16-5-9 The Exclusivity of Christianity

It is the exclusivity of Christianity which attracts. This is why those who have taught that other religions are equally valid ways of coming to salvation have made no converts. The exclusive nature of the Truth is one of the things which attracts, even though it might seem to us that this is what would turn people away from us. They were living in the 1st century in a spirit of religious pluralism, where one religion was seen as good as another; and we too live in the same atmosphere. Like them, our response must be to preach the exclusive nature of salvation in the real Christ. Thomas Robbins pointed out that one was " converted to the intolerant faiths of Judaism and Christianity while one merely adhered to the cults of Isis, Orpheus, or Mithra." Pagans never sought to make converts to any cult--only away from atheism, as they saw it. The very fact that conversion demanded something, a sharing in the sacrifice of the representative Christ, meant that there was something attractive about it. There was a cost to this religion- it was all about self-crucifixion. If the moral demands of the Truth are preached up front, this of itself is an attraction; the message itself has the power of conversion. The exclusivity of Christianity laid great stress on individual conversion. Most cults took their funding  from the state and from a few wealthy donors, rather than from a rank and file. Therefore it was a radically new concept for each man to lay aside what he could regularly (1 Cor. 16:1,2); and for the poor saints in one place to raise welfare to send to unknown ones in another part of the empire, e.g. the contribution of Corinth (who had not many wealthy) for the poor brethren in Jerusalem. That one had to give something from ones own pocket would have been a radical difference for the ordinary person.

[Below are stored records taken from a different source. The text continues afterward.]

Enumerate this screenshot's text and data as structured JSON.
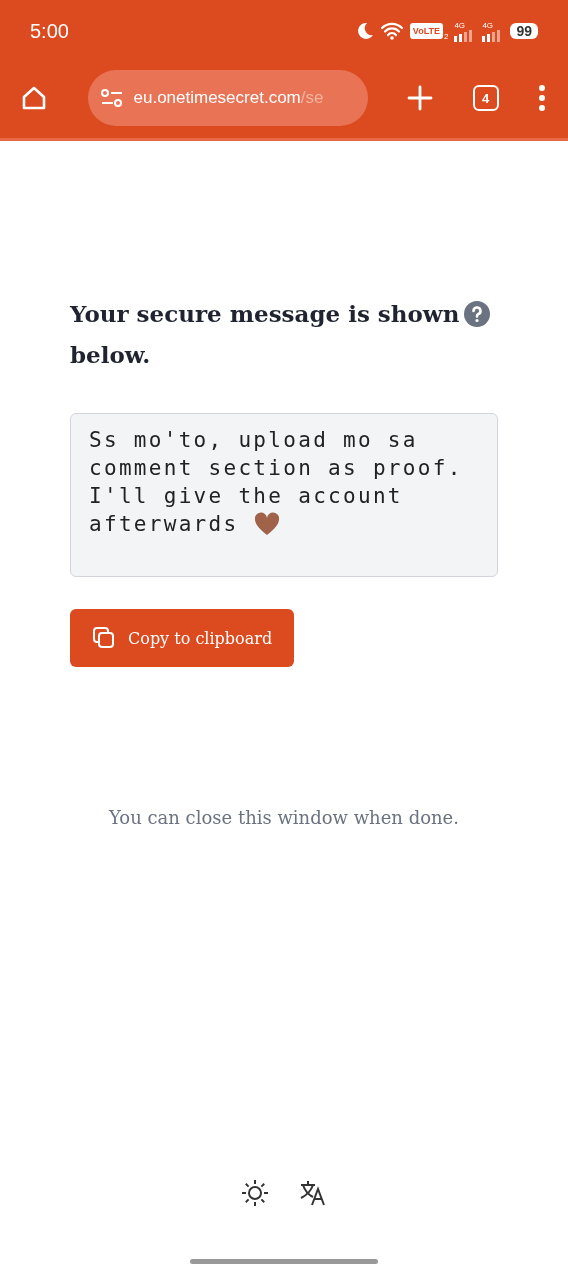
{
  "status_bar": {
    "time": "5:00",
    "volte": "VoLTE",
    "sim": "2",
    "networks": [
      "4G",
      "4G"
    ],
    "battery": "99"
  },
  "browser": {
    "url_host": "eu.onetimesecret.com",
    "url_path": "/se",
    "tab_count": "4"
  },
  "page": {
    "heading": "Your secure message is shown below.",
    "message_lines": [
      "Ss mo'to, upload mo sa",
      "comment section as proof.",
      "I'll give the account",
      "afterwards"
    ],
    "copy_button": "Copy to clipboard",
    "close_note": "You can close this window when done."
  }
}
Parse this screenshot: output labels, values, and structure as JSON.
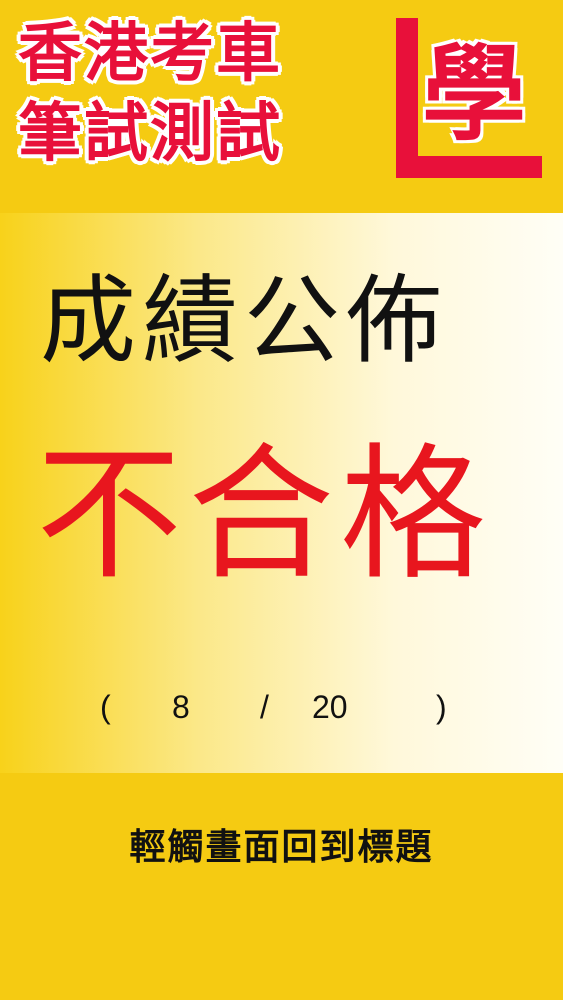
{
  "app": {
    "title_line1": "香港考車",
    "title_line2": "筆試測試",
    "logo_char": "學"
  },
  "result": {
    "heading": "成績公佈",
    "verdict": "不合格",
    "score_open": "(",
    "score_correct": "8",
    "score_separator": "/",
    "score_total": "20",
    "score_close": ")"
  },
  "footer": {
    "back_label": "輕觸畫面回到標題"
  },
  "colors": {
    "background_yellow": "#F5CB12",
    "accent_red": "#E8103A",
    "verdict_red": "#E8161E",
    "text_dark": "#111111"
  }
}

Summing up, the early brethren were looking for a response. They were preaching toward decision, for conversion. The Lord taught us that He will make His followers fishers of men; and fishers catch something, they aren’t fishermen if they just offer a bait indifferently. Paul taught that his hearers should repent and turn to God and do works meet for repentance (Acts 26:20). The address in the synagogue at Antioch in Pisidia has three parts, each marked by an appeal to the listeners. Clearly it has been planned in advance, and was an appeal for response (Acts 13:16,26,38). These preachers weren’t shy in asking men and women to decide for or against the love of God in Jesus. They challenged men to do something about the message they had heard.  

Playing On Disillusion

There were many disillusioned with the Imperial Cult, and the exclusivity of Christianity appealed to them. Juvenal, a contemporary of Paul, had much to write in criticism of it. Especially noticeable was the fact that many were disgusted at the moral state of society. Surely sensitive people must have been impressed by the Christian focus upon morality. Many realised that all the many gods were all the inventions of the human mind, and there must be one true God who could be worshipped in the same way by all peoples. The Truth presented this to them, as Paul did in Athens. None of the religions offered reconciliation with God, nor did they offer in any certainty a hope of anything after death. Yet true Christianity offered just this. We also live in a world disillusioned with itself, knowing their moral filth, seeing through the hypocrisy of an evangelical movement led by adulterers, no longer turning a blind eye to the perversions of the Catholic priesthood. They are searching for something, but they don’t know what. We may be entering a post-Christian era, but not a post-religious one. People seem more interested in religion now than they were 10 years ago. The radical difference between us and the world, the uniqueness of our position, must be evident up front. Christianity is perceived as just another sub-culture within society. Yet the world’s experience of us should show them that real Christianity is in fact a radical counter-culture, although it is rooted in love. 

There was also a realization by many that ‘God’ and the gods had been abstracted into almost nothing in practice. It was strongly felt by Greek philosophy that anger and wrath were too primitive attributes to apply to God: “to attribute such an emotion to a divine being was absurd and blasphemous. Deity, every novice in Greek philosophy knew as an axiom, must be apathes, without disturbing emotions of any kind. The idea of the Divine anger was not something which penetrated into Christianity from its pagan environment: it was something which the church maintained in the face of adverse pagan criticism”. The preaching of a God angry with sin, passionately consumed in the death of His Son, feeling every sin, rejoicing over every repentance and baptism…this was something radically new. And such a God imparted a sense of urgency to those who preached Him and His feelings and ways and being, a need for urgent response, a need to relate to Him, which was simply unknown in other religions.

The urgency of man’s position and the exclusivity of Christianity must be more up front in our witness. We too can abstract God and His being into nothingness. His passion and feelings can be forgotten by us, so great is our emphasis upon abstract theory.